Ten Years On The Parish, The Life and letters of George Garrett

Monday 15th May
Written by Mike Morris 


After the hurly burly and madness of the Mayday Parade, which was the official launch of Ten years On The Parish – the Autobiography and Letters of George Garrett,  it felt good to be able to concentrate on talking about the book itself at the second launch event held at Waterstones Liverpool One on 15th May. It also felt good to be with my two-co-editors Tony Wailey and Andy Davies, and to be able to share the discussion with them as well as publicly acknowledge their work in bringing it together. The turnout was good, but what struck me most from my position facing the audience was the diversity of ages who came along, and that I didn’t know most of the people there – always the best sign when you are working to bring Garrett’s work to new audiences.
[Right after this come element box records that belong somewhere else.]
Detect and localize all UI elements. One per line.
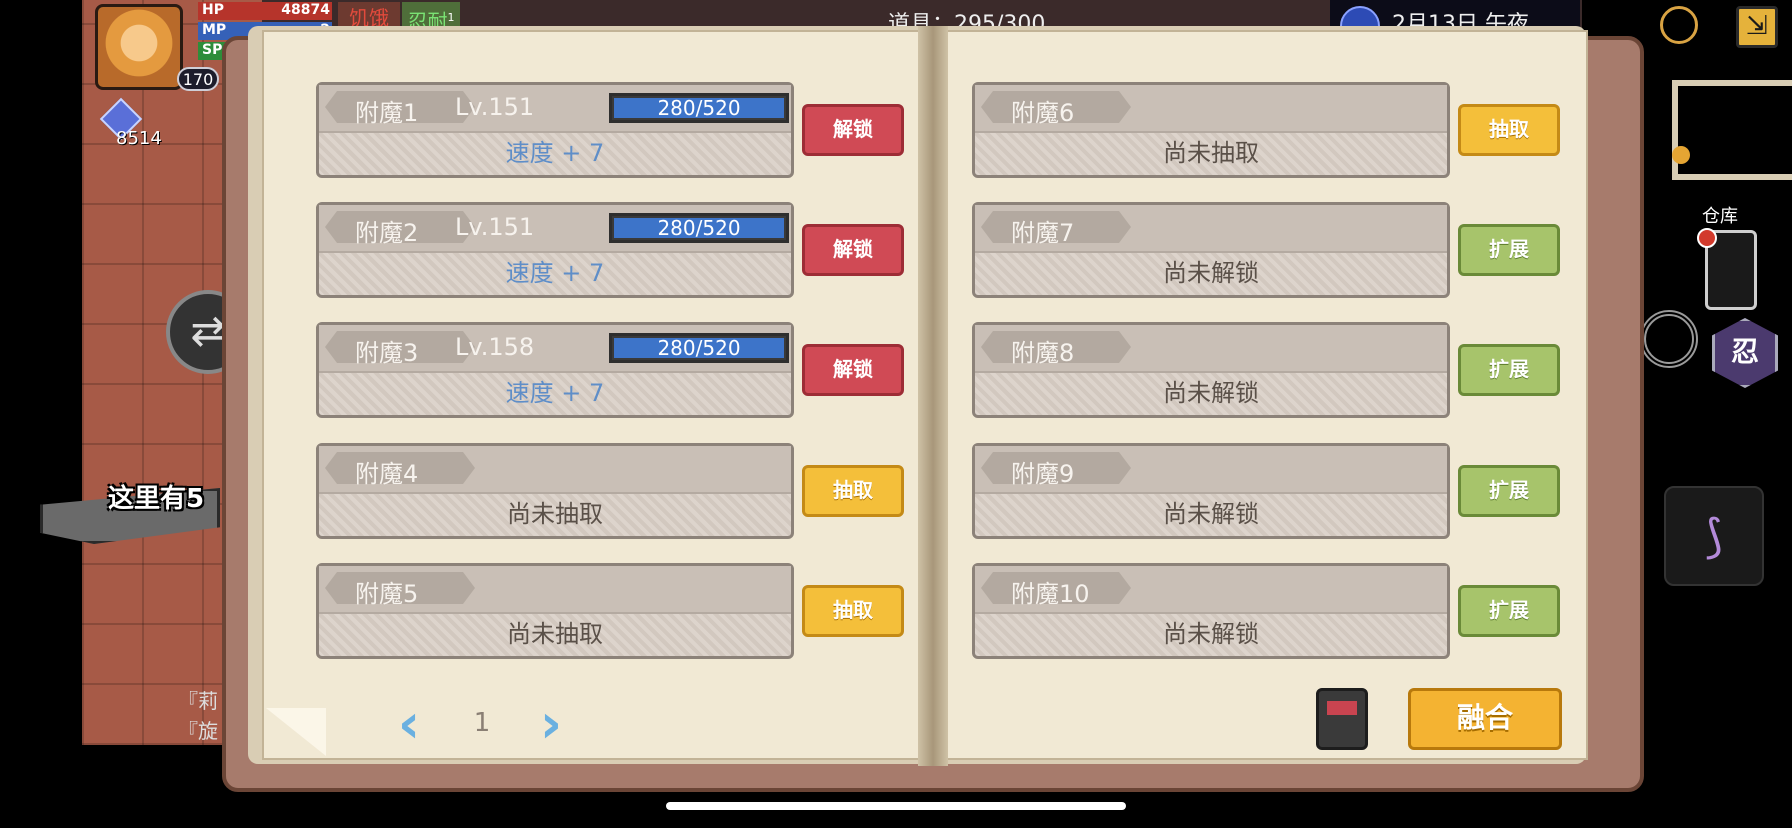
slot-status: 尚未解锁 [1163,620,1259,648]
slot-header: 附魔6 [975,85,1447,133]
slot-name: 附魔10 [1011,580,1090,608]
hp-value: 48874 [281,2,330,18]
trash-icon[interactable] [1316,688,1368,750]
slot-name: 附魔9 [1011,460,1075,488]
exp-text: 280/520 [657,216,741,240]
slot-header: 附魔3 Lv.158 280/520 [319,325,791,373]
enchant-slot[interactable]: 附魔4 尚未抽取 [316,443,794,539]
enchant-slot[interactable]: 附魔7 尚未解锁 [972,202,1450,298]
home-indicator[interactable] [666,802,1126,810]
enchant-slot[interactable]: 附魔6 尚未抽取 [972,82,1450,178]
slot-name: 附魔1 [355,99,419,127]
globe-icon[interactable] [1660,6,1698,44]
unlock-button[interactable]: 解锁 [802,344,904,396]
slot-name: 附魔2 [355,219,419,247]
chat-log: 『莉 『旋 [178,686,218,746]
chat-line: 『旋 [178,719,218,743]
slot-header: 附魔7 [975,205,1447,253]
slot-header: 附魔9 [975,446,1447,494]
slot-header: 附魔2 Lv.151 280/520 [319,205,791,253]
slot-name: 附魔8 [1011,339,1075,367]
sp-label: SP [202,42,223,58]
exp-bar: 280/520 [609,213,789,243]
unlock-button[interactable]: 解锁 [802,104,904,156]
expand-button[interactable]: 扩展 [1458,224,1560,276]
slot-header: 附魔1 Lv.151 280/520 [319,85,791,133]
exp-text: 280/520 [657,96,741,120]
slot-stat: 速度 + 7 [505,139,605,167]
status-endure-count: 1 [447,11,455,24]
enchant-slot[interactable]: 附魔10 尚未解锁 [972,563,1450,659]
slot-header: 附魔10 [975,566,1447,614]
spiral-icon[interactable] [1640,310,1698,368]
slot-status: 尚未抽取 [507,500,603,528]
slot-header: 附魔5 [319,566,791,614]
book-spine [918,26,948,766]
gem-counter: 8514 [98,97,168,150]
hp-label: HP [202,2,224,18]
slot-stat: 速度 + 7 [505,259,605,287]
gem-count-value: 8514 [116,128,162,149]
slot-status: 尚未解锁 [1163,500,1259,528]
extract-button[interactable]: 抽取 [802,465,904,517]
fuse-button[interactable]: 融合 [1408,688,1562,750]
enchant-slot[interactable]: 附魔2 Lv.151 280/520 速度 + 7 [316,202,794,298]
exp-bar: 280/520 [609,93,789,123]
expand-button[interactable]: 扩展 [1458,585,1560,637]
slot-level: Lv.151 [455,93,535,121]
enchant-slot[interactable]: 附魔5 尚未抽取 [316,563,794,659]
chevron-right-icon[interactable]: › [530,697,572,752]
slot-name: 附魔5 [355,580,419,608]
slot-header: 附魔8 [975,325,1447,373]
chat-line: 『莉 [178,689,218,713]
enchant-slot[interactable]: 附魔9 尚未解锁 [972,443,1450,539]
enchant-slot[interactable]: 附魔8 尚未解锁 [972,322,1450,418]
exp-text: 280/520 [657,336,741,360]
expand-button[interactable]: 扩展 [1458,465,1560,517]
slot-status: 尚未抽取 [1163,139,1259,167]
slot-status: 尚未解锁 [1163,379,1259,407]
enchant-slot[interactable]: 附魔1 Lv.151 280/520 速度 + 7 [316,82,794,178]
slot-name: 附魔7 [1011,219,1075,247]
chevron-left-icon[interactable]: ‹ [388,697,430,752]
extract-button[interactable]: 抽取 [802,585,904,637]
page-number: 1 [473,708,491,738]
slot-level: Lv.158 [455,333,535,361]
minimap[interactable] [1672,80,1792,180]
warehouse-label: 仓库 [1702,206,1738,227]
slot-name: 附魔6 [1011,99,1075,127]
slot-status: 尚未解锁 [1163,259,1259,287]
slot-name: 附魔4 [355,460,419,488]
extract-button[interactable]: 抽取 [1458,104,1560,156]
slot-level: Lv.151 [455,213,535,241]
unlock-button[interactable]: 解锁 [802,224,904,276]
hp-bar: HP 48874 [198,2,332,20]
exp-bar: 280/520 [609,333,789,363]
slot-name: 附魔3 [355,339,419,367]
player-level: 170 [177,67,219,91]
exit-icon[interactable]: ⇲ [1736,6,1778,48]
enchant-slot[interactable]: 附魔3 Lv.158 280/520 速度 + 7 [316,322,794,418]
chat-bubble: 这里有5 [108,484,205,514]
player-avatar[interactable] [95,4,183,90]
notification-dot [1697,228,1717,248]
minimap-player-marker [1672,146,1690,164]
bow-skill-icon[interactable]: ⟆ [1664,486,1764,586]
slot-header: 附魔4 [319,446,791,494]
expand-button[interactable]: 扩展 [1458,344,1560,396]
slot-stat: 速度 + 7 [505,379,605,407]
mp-label: MP [202,22,227,38]
slot-status: 尚未抽取 [507,620,603,648]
I introduced the book, discussing it in general as well as commenting on the letters exchanged between Garrett and his editor John Lehmann, which are included alongside the autobiography. Tony Wailey discussed Garrett’s American links, particularly the Ghetto Pastoral movement and the Wobblies, and andy Davies discussed Garrett in relation to the ‘Red Atlantic’, placing him in the context of the work of Peter Linebaugh and Marcus Rediker.




With over fifty percent of the audience being women, it wasn’t surprising for the first question to be about Grace, Garrett’s wife, who he was married to from 1918 until his death in 1966. Liverpool women aren’t soft, and many of them remember fathers, or grandfathers, absent for months on end when at sea. The underlying question, perhaps understandably as Garrett lived in America for a total of four years, including three unbroken years between 1923 and 1926, is whether he supported Grace, or whether he achieved what he did at her expense. A number of the women involved in the archive group have had an interest in Grace, and one of those, Rochelle, stepped forward to discuss the issue; as far as we are aware, from the family as well as from Garrett’s writings, is that he did send money home throughout his time away and in America, and both times was working to try and bring over Grace and their growing family, only to be thwarted by Customs in 1921 and the gathering recession in 1923.
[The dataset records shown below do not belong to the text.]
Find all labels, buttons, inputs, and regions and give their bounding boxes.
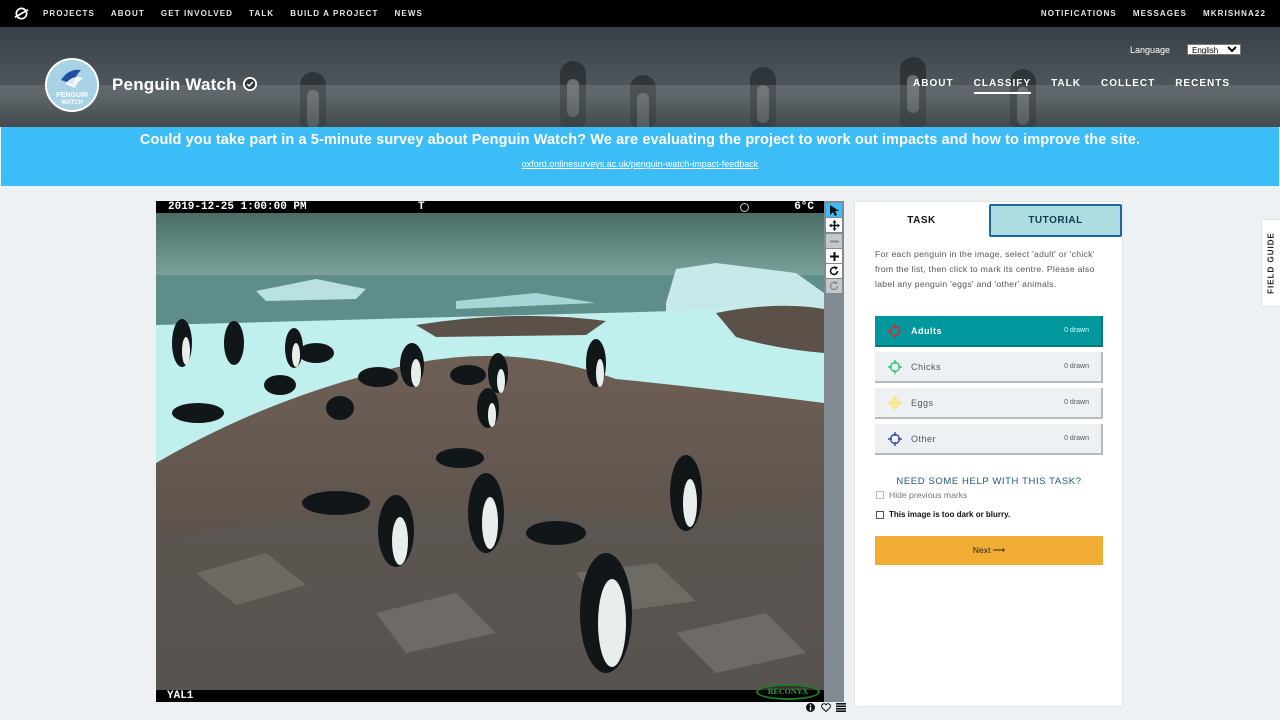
task-panel: TASK TUTORIAL For each penguin in the im… <box>854 201 1123 707</box>
project-nav-about[interactable]: ABOUT <box>913 78 954 94</box>
checkbox-label: This image is too dark or blurry. <box>889 510 1011 519</box>
checkbox-box[interactable] <box>876 491 884 499</box>
tool-option-count: 0 drawn <box>1064 399 1089 406</box>
penguin-logo-icon: PENGUIN WATCH <box>47 60 97 110</box>
tool-option-label: Chicks <box>911 361 942 372</box>
project-nav-recents[interactable]: RECENTS <box>1175 78 1230 94</box>
nav-build-a-project[interactable]: BUILD A PROJECT <box>290 9 378 18</box>
next-button[interactable]: Next ⟶ <box>875 536 1103 565</box>
task-tabs: TASK TUTORIAL <box>855 202 1122 238</box>
temperature: 6°C <box>794 201 814 213</box>
rotate-icon[interactable] <box>826 264 842 278</box>
svg-text:WATCH: WATCH <box>61 100 83 106</box>
tool-option-count: 0 drawn <box>1064 435 1089 442</box>
tab-tutorial[interactable]: TUTORIAL <box>989 204 1122 237</box>
tab-task[interactable]: TASK <box>855 204 988 237</box>
tool-option-other[interactable]: Other 0 drawn <box>875 424 1103 455</box>
nav-projects[interactable]: PROJECTS <box>43 9 95 18</box>
project-nav: ABOUT CLASSIFY TALK COLLECT RECENTS <box>893 78 1230 94</box>
nav-news[interactable]: NEWS <box>395 9 423 18</box>
tool-option-label: Other <box>911 433 937 444</box>
info-icon[interactable] <box>804 703 817 714</box>
checkbox-box[interactable] <box>876 510 884 519</box>
move-icon[interactable] <box>826 218 842 232</box>
crosshair-icon <box>888 431 902 446</box>
hide-marks-checkbox[interactable]: Hide previous marks <box>876 490 967 500</box>
user-menu[interactable]: MKRISHNA22 <box>1203 9 1266 18</box>
nav-about[interactable]: ABOUT <box>111 9 145 18</box>
collections-list-icon[interactable] <box>834 703 847 714</box>
tool-option-eggs[interactable]: Eggs 0 drawn <box>875 388 1103 419</box>
annotate-pointer-icon[interactable] <box>826 203 842 217</box>
zoom-in-icon[interactable] <box>826 249 842 263</box>
verified-badge-icon <box>243 77 257 91</box>
tool-option-label: Eggs <box>911 397 934 408</box>
survey-banner: Could you take part in a 5-minute survey… <box>1 127 1279 186</box>
project-nav-classify[interactable]: CLASSIFY <box>973 78 1032 94</box>
tool-option-count: 0 drawn <box>1064 327 1089 334</box>
language-select[interactable]: English <box>1187 44 1241 55</box>
too-dark-checkbox[interactable]: This image is too dark or blurry. <box>876 510 1010 519</box>
project-avatar[interactable]: PENGUIN WATCH <box>45 58 99 112</box>
site-top-nav: PROJECTS ABOUT GET INVOLVED TALK BUILD A… <box>0 0 1280 27</box>
camera-stamp-footer: YAL1 <box>156 690 824 702</box>
camera-brand-logo: RECONYX <box>756 684 820 700</box>
survey-link[interactable]: oxford.onlinesurveys.ac.uk/penguin-watch… <box>522 159 759 169</box>
subject-meta-icons <box>802 703 847 714</box>
zoom-out-icon[interactable] <box>826 234 842 248</box>
tool-option-chicks[interactable]: Chicks 0 drawn <box>875 352 1103 383</box>
field-guide-label: FIELD GUIDE <box>1266 232 1276 294</box>
capture-mode: T <box>418 201 425 213</box>
zooniverse-logo-icon[interactable] <box>14 6 29 21</box>
crosshair-icon <box>888 323 902 338</box>
reset-icon[interactable] <box>826 279 842 293</box>
language-label: Language <box>1130 45 1171 55</box>
crosshair-icon <box>888 359 902 374</box>
nav-messages[interactable]: MESSAGES <box>1133 9 1187 18</box>
favorite-heart-icon[interactable] <box>819 703 832 714</box>
timestamp: 2019-12-25 1:00:00 PM <box>168 201 307 213</box>
checkbox-label: Hide previous marks <box>889 490 968 500</box>
project-title[interactable]: Penguin Watch <box>112 75 237 95</box>
image-toolbar <box>824 201 844 702</box>
subject-image[interactable] <box>156 213 824 690</box>
camera-stamp-header: 2019-12-25 1:00:00 PM T 6°C <box>156 201 824 213</box>
tool-option-label: Adults <box>911 325 942 336</box>
camera-location: YAL1 <box>167 690 194 702</box>
field-guide-tab[interactable]: FIELD GUIDE <box>1261 219 1280 307</box>
survey-message: Could you take part in a 5-minute survey… <box>139 132 1141 148</box>
project-nav-talk[interactable]: TALK <box>1051 78 1081 94</box>
moon-phase-icon <box>740 203 749 212</box>
crosshair-icon <box>888 395 902 410</box>
subject-image-viewer[interactable]: 2019-12-25 1:00:00 PM T 6°C YAL1 RECONYX <box>156 201 824 702</box>
tool-option-adults[interactable]: Adults 0 drawn <box>875 316 1103 347</box>
task-instructions: For each penguin in the image, select 'a… <box>875 249 1095 289</box>
help-link[interactable]: NEED SOME HELP WITH THIS TASK? <box>875 476 1103 487</box>
tool-option-count: 0 drawn <box>1064 363 1089 370</box>
nav-talk[interactable]: TALK <box>249 9 274 18</box>
nav-get-involved[interactable]: GET INVOLVED <box>161 9 233 18</box>
project-nav-collect[interactable]: COLLECT <box>1101 78 1155 94</box>
nav-notifications[interactable]: NOTIFICATIONS <box>1041 9 1117 18</box>
svg-text:PENGUIN: PENGUIN <box>56 92 88 99</box>
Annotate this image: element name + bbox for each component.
The Garretteers answering questions became a feature of the night, and myself, Tony and Andy were more than happy to share the platform with them – the book is as much their achievement as it ours. The questions ranged across Garrett’s many aspects of his life and work – too many to detail here, but all are answered in the book! It was with pride again I noted that members of Garrett’s family had also made a long journey to join us for the event. We continued the discussion in the pub – which is where all the best discussions take place.